- Court: United States Court of Appeals for the Second Circuit
- Full case name: United States v. Crimmins
- Decided: November 3, 1941
- Citation: 123 F.2d 271

Court membership
- Judges sitting: Learned Hand, Thomas Walter Swan, Augustus Noble Hand

Case opinions
- Majority: L. Hand, joined by a unanimous court

= United States v. Crimmins =

American legal case

United States v. Crimmins, 123 F.2d 271 (2d Cir. 1941), was a case before the United States Court of Appeals for the Second Circuit about conspiracy to transport stolen securities in interstate commerce, 18 U.S.C. § 415 (1940 ed.). John D. Crimmins, a lawyer practicing in Syracuse, New York, was convicted for his part in a conspiracy in which he bought stolen securities from an accomplice who also lived in New York. Crimmins appealed on the grounds that he did not know the bonds had been transported across state lines.
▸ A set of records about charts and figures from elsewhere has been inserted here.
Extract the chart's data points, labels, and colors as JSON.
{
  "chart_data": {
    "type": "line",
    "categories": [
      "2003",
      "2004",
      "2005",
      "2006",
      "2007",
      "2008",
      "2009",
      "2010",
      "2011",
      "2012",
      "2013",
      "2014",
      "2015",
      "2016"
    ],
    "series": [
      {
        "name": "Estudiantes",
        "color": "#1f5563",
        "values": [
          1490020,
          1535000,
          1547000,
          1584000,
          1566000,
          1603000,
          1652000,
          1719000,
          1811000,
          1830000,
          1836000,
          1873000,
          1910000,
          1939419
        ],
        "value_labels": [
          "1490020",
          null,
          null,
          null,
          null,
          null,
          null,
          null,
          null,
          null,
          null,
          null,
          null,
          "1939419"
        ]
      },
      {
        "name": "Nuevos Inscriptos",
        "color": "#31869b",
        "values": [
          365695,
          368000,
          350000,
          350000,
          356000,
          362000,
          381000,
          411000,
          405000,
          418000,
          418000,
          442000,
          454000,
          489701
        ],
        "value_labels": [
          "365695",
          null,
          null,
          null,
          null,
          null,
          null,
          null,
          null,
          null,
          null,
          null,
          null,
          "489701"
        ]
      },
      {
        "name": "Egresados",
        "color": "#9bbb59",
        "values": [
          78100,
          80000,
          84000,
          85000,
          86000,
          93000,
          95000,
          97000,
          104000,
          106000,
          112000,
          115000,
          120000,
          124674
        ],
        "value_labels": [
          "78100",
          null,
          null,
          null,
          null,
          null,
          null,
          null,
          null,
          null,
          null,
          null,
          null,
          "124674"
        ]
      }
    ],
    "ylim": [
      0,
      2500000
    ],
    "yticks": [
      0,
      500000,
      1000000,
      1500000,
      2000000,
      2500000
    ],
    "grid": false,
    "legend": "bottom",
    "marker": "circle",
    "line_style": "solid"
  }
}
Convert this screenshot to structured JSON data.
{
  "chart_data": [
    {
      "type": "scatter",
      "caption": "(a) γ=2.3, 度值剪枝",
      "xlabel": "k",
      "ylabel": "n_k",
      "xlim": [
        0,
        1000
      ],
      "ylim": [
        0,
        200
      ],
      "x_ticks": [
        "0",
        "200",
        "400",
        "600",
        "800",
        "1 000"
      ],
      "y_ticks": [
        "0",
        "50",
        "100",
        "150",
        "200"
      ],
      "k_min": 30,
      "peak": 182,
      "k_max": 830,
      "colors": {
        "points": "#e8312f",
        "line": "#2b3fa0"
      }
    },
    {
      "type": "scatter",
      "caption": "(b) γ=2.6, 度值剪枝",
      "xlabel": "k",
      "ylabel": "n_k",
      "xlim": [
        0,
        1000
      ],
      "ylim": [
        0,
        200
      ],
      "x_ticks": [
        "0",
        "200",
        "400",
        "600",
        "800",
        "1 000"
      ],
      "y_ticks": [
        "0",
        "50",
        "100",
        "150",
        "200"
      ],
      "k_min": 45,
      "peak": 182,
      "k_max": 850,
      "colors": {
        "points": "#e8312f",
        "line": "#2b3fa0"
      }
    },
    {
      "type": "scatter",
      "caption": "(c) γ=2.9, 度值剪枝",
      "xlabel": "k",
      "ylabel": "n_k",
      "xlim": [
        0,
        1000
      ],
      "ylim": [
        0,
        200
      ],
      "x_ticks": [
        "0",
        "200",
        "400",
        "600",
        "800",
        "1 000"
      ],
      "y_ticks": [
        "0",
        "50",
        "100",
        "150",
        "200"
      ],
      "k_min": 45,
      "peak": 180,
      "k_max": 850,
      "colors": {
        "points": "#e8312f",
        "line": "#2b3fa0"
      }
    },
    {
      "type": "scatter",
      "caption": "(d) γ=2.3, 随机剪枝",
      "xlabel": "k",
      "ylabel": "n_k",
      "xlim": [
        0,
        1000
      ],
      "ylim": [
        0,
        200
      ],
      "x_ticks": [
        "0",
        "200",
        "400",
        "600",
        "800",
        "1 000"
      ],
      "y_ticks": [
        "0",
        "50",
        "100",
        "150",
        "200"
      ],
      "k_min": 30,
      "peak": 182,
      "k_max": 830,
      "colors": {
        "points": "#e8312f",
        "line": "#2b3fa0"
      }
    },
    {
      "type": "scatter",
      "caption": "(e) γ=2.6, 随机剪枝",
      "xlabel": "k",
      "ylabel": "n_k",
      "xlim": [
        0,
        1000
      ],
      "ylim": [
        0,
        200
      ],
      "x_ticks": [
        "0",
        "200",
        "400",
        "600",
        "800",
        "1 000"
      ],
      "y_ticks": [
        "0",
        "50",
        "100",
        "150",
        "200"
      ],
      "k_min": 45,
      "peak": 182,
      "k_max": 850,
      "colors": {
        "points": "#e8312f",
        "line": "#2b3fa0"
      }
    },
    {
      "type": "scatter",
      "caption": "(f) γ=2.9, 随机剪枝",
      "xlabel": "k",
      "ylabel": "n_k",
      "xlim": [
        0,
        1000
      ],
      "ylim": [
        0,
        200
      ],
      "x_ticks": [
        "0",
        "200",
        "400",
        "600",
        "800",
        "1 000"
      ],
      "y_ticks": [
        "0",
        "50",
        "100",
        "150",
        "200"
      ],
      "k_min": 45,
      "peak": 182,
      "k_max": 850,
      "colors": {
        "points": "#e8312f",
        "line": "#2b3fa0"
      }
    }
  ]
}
Judge Learned Hand wrote the court's opinion. He reasoned that a jury may have found Crimmins guilty of the substantive offense of using interstate commerce in the commission of a crime because he knowingly bought stolen bonds even if he didn't know where they were from, but that "It is never permissible to enlarge the scope of the conspiracy itself by proving that some of the conspirators, unknown to the rest, have done what was beyond the reasonable intendment of the common understanding". According to Hand, people can only be charged for the actions of co-conspirators that were mutually agreed upon. He gave the analogy, "While one may, for instance, be guilty of running past a traffic light of whose existence one is ignorant, one cannot be guilty of conspiring to run past such a light, for one cannot agree to run past a light unless one supposes that there is a light to run past".

In United States v. Feola (1975), the Supreme Court rejected Hand's analogy, holding that conspiracy to assault a federal agent required no greater mens rea than the substantive crime of assault.